Mr. Cogan, its not WCII, its the market. When the bloodletting is over, it seems to me that, based on its performance later in the day, WinStar will recover quite nicely.

Oh, by the well Jason, unless you've shorted everything in sight, how did your portfolio do today? Even profitable companies got creamed.

Regards, BG



To: limtex who wrote (8034)8/31/1998 8:39:00 PM
From: Jason Cogan  Read Replies (2) | Respond to of 12468
 
Limtex:

I think all this market activity must be affecting your sanity. Please take a couple of deep breaths.

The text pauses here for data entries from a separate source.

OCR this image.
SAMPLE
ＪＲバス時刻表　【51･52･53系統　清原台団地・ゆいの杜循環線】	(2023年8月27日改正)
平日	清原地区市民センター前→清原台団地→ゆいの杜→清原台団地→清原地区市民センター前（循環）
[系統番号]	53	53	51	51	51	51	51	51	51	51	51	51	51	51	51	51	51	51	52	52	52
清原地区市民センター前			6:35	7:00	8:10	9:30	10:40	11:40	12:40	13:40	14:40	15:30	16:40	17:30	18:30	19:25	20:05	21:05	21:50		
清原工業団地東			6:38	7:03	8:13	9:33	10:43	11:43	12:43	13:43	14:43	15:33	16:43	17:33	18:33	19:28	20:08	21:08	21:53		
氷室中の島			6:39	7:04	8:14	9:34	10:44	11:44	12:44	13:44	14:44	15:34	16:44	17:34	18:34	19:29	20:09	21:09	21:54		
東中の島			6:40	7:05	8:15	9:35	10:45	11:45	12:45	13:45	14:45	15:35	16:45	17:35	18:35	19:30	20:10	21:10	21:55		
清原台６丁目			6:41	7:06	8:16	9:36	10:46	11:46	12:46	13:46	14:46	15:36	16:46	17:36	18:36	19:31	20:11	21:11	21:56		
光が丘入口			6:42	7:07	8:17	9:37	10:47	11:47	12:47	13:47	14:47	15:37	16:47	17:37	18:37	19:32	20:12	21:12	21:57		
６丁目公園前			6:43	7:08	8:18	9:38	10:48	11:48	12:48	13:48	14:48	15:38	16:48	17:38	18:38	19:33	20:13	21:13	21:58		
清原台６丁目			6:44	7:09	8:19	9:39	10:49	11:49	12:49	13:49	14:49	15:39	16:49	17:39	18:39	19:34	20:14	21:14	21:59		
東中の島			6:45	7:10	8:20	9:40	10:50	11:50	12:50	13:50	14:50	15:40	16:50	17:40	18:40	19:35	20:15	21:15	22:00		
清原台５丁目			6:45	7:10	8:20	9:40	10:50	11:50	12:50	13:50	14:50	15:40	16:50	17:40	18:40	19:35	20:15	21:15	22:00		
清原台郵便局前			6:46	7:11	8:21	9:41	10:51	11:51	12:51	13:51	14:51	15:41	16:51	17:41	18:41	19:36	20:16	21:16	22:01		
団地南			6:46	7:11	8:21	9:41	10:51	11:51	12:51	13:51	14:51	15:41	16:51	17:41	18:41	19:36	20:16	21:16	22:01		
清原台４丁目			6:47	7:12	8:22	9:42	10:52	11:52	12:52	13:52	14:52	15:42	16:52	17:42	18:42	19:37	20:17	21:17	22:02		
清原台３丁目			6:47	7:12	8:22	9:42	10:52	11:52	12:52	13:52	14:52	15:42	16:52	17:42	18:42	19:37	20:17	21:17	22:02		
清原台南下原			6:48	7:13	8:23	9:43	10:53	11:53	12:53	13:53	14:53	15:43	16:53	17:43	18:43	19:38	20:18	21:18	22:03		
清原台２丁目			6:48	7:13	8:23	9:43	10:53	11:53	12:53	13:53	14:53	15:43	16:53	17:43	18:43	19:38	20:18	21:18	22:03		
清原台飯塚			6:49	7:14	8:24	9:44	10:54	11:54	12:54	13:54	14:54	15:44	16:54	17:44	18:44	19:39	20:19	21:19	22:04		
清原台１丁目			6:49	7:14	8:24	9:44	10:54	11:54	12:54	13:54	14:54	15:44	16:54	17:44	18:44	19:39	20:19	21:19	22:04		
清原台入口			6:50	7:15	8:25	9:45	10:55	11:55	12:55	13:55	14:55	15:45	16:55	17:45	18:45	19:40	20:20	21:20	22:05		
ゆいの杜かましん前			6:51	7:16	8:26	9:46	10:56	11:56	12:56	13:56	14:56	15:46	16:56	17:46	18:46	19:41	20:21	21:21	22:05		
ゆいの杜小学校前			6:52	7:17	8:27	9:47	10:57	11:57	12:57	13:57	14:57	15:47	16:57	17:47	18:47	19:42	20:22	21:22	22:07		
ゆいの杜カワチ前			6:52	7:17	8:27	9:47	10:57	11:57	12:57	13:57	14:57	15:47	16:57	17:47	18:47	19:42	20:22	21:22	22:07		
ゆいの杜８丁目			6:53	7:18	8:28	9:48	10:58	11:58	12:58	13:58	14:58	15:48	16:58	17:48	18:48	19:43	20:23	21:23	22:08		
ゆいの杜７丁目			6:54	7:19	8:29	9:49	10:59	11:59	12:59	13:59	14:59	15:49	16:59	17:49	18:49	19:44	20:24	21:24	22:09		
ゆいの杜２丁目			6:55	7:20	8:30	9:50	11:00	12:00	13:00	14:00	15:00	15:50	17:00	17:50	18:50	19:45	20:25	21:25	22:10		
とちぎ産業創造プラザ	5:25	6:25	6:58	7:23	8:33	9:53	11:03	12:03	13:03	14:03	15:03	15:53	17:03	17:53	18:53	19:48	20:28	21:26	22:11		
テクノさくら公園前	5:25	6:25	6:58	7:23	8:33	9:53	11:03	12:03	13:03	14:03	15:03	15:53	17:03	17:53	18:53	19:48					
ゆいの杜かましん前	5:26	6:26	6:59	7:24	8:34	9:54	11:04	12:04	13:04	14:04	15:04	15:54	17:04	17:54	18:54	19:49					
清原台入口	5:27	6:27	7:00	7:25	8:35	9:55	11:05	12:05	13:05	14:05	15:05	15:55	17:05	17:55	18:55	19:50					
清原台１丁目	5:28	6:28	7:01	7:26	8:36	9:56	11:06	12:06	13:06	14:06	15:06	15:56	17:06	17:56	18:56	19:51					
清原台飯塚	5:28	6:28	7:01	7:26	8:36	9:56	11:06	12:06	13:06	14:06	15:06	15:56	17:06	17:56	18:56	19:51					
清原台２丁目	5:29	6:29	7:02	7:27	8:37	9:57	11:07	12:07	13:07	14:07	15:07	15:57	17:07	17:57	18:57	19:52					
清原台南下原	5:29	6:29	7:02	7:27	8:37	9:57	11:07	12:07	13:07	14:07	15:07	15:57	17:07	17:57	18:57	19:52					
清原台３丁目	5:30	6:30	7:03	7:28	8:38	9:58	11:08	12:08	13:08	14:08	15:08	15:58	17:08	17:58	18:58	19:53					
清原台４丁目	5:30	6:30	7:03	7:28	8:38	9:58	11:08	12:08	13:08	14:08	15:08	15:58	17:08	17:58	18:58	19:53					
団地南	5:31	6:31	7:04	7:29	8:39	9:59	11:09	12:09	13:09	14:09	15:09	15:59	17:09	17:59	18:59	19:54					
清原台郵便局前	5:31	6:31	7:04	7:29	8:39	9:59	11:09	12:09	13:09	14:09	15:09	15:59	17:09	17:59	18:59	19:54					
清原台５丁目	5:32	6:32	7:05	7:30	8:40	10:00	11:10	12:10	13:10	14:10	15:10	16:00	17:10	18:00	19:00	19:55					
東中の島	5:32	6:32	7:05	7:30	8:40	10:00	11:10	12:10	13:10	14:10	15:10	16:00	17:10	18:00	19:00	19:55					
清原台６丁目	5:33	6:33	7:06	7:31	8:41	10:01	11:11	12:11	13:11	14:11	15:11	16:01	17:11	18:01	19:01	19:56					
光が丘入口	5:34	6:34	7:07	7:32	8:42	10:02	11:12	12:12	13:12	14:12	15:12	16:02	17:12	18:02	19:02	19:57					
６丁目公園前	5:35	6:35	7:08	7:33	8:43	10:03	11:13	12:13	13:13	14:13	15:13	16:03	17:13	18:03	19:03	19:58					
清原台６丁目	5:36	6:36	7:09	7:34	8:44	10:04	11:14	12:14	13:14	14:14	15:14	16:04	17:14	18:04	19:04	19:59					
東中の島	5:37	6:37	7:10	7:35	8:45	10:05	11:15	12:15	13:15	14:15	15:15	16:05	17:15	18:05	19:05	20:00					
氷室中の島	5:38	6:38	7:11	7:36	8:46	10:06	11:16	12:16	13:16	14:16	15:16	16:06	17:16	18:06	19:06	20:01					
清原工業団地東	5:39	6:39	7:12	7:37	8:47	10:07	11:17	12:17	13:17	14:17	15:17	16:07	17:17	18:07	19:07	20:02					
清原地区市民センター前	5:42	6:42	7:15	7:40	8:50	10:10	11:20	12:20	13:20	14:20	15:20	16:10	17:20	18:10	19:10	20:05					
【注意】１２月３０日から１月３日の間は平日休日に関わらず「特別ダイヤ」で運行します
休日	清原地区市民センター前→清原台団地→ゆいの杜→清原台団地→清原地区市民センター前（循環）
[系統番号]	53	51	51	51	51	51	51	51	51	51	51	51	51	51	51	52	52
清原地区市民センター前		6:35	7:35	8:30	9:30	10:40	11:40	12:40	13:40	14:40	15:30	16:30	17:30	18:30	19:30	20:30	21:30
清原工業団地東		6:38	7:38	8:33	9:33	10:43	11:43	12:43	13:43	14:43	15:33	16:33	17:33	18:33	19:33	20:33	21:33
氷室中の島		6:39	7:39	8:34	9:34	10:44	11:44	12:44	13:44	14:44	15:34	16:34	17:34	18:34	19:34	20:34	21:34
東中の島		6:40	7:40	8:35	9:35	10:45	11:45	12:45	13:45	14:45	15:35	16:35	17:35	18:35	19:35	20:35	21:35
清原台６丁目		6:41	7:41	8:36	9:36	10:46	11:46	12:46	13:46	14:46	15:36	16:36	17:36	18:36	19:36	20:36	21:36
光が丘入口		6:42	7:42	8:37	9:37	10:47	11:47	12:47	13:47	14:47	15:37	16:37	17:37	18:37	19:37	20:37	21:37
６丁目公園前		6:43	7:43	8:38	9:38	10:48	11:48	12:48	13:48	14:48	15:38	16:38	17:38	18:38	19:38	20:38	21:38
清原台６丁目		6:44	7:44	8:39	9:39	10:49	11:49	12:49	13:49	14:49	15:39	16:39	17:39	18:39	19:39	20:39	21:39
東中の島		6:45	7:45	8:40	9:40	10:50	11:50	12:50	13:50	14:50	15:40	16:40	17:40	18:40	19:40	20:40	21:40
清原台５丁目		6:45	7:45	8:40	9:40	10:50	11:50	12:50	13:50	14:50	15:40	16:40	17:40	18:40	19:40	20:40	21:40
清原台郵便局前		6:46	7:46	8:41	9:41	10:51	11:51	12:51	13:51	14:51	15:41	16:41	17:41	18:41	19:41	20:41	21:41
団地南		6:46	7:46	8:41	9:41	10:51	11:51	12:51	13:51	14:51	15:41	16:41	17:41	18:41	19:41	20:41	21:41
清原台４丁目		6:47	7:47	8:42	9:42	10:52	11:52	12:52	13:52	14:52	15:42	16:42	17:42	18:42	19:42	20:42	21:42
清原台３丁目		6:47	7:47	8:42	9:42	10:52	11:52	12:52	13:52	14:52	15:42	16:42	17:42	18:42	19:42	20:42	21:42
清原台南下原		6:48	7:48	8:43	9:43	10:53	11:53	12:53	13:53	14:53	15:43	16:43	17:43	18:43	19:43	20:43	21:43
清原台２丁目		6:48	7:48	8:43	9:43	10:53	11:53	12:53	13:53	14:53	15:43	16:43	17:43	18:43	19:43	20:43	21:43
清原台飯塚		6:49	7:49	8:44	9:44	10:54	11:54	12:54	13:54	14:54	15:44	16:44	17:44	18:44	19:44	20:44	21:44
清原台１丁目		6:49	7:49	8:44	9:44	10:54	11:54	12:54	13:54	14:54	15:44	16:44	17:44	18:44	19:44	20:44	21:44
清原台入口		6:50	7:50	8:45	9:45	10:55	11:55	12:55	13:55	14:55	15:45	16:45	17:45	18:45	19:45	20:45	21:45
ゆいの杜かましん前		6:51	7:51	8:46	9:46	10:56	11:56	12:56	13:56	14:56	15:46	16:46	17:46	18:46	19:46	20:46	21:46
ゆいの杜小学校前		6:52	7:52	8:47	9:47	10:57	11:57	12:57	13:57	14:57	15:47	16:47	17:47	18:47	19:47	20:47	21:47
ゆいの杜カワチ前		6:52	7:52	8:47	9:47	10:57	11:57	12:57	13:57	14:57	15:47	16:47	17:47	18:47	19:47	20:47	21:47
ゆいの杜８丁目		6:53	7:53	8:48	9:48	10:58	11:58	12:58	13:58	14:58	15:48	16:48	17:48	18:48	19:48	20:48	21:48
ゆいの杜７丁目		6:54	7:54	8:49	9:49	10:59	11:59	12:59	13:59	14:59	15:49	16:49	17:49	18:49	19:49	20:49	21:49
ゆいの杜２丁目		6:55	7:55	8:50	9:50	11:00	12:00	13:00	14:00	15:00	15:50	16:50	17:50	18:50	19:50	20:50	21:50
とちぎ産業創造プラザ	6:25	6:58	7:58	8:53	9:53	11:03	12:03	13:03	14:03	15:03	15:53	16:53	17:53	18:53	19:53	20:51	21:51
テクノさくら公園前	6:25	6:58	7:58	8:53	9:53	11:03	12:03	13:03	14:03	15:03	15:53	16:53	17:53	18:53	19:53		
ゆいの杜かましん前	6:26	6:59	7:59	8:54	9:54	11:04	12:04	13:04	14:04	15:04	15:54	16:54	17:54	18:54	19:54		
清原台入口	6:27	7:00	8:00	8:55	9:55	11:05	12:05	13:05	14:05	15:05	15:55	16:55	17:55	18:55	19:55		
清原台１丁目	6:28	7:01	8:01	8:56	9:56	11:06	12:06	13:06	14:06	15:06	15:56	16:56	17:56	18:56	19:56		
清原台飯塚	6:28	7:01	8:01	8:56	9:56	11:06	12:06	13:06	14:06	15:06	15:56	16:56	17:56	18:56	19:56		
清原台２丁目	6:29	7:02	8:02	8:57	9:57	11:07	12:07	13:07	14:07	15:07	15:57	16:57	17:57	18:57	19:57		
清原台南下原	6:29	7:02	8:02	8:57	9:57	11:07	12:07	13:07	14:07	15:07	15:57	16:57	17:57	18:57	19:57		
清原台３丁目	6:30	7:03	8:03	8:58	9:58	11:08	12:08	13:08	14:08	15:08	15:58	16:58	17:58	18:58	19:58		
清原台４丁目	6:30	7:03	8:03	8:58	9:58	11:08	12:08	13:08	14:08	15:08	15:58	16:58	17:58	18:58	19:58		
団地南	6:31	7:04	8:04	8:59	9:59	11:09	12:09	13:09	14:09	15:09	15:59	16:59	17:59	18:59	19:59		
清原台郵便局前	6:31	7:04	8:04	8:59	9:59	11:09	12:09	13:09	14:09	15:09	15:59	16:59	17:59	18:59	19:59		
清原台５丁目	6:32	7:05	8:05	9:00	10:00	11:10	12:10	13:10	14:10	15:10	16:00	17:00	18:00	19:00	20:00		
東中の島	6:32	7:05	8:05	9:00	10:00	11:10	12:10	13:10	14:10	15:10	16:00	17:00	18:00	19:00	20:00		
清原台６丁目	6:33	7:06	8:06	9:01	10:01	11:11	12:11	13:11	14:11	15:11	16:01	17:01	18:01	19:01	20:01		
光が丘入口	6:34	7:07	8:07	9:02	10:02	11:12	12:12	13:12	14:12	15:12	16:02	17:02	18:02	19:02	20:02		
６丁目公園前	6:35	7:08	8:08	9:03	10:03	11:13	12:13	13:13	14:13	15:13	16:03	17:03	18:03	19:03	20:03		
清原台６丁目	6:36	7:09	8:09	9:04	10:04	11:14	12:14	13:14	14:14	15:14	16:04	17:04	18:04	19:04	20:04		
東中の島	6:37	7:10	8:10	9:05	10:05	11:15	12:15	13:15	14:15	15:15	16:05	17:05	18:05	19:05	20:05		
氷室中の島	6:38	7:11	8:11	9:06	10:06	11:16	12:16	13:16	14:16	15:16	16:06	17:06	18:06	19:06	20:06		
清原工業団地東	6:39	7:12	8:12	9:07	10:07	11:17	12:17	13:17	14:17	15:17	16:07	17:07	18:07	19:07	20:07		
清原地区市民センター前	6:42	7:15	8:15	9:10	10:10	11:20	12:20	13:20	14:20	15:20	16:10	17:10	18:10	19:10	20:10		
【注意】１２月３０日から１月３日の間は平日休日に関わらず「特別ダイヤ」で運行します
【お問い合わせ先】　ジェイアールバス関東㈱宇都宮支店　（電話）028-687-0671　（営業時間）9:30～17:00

<<Have you made similar posts on some of the other stocks whose price has dropped or
is it just that you specialized in WCII and became so convinced that it's price would
drop that your research just missed the biggest crash for seventy years and the
economic and socail collapse of Russia?>>

I have made similar posts and short sales on other stocks, but I don't think that's the point. In your desire to look for scapegoats, I think you are confusing causality.

The current thinking on the thread seems to go something like this. "It's the market decline, not Winstar's fault. Without the Dow collapsing, Winstar would be back at $45."

Winstar's decline is not an "either or event". In other words, Winstar declines both for unique Winstar reasons, as well as being related to the overall market. The overall market is re-evaluating risk, particularly in light of the Russia and Asia situations. Witness the Dow.

At the same time, it is re-evaluating Winstar's risk profile, and determining that it was/is grossly out of whack with it's fundamentals. Witness that Winstar's decline preceeded the general market sell-off.

Winstar fans can disupte this all you want. "Management wouldn't do this to us." "The analysts have a higher price target, so they must be right." But it is precisely in times of market corrections that investors re-examine their fundamental assumptions. And despite the thread's continued avoidance of the subject, the tremendous EBITDA losses and negative net worth is one of the things that the market is souring on. When everything is going up, it's easy to pitch your case for capital. But when market's turn, getting capital for a money losing enterprise is even harder than before. Maybe that's not fair, but it's the way markets work.

At the same time, I'd like to deflect some of this continued hostility. Just because I forecasted Winstar's decline, does not mean that I even remotely had a hand in their slide. I am just one market participant. Bigger fish than me move the market, and usually it's just the ocean that matters.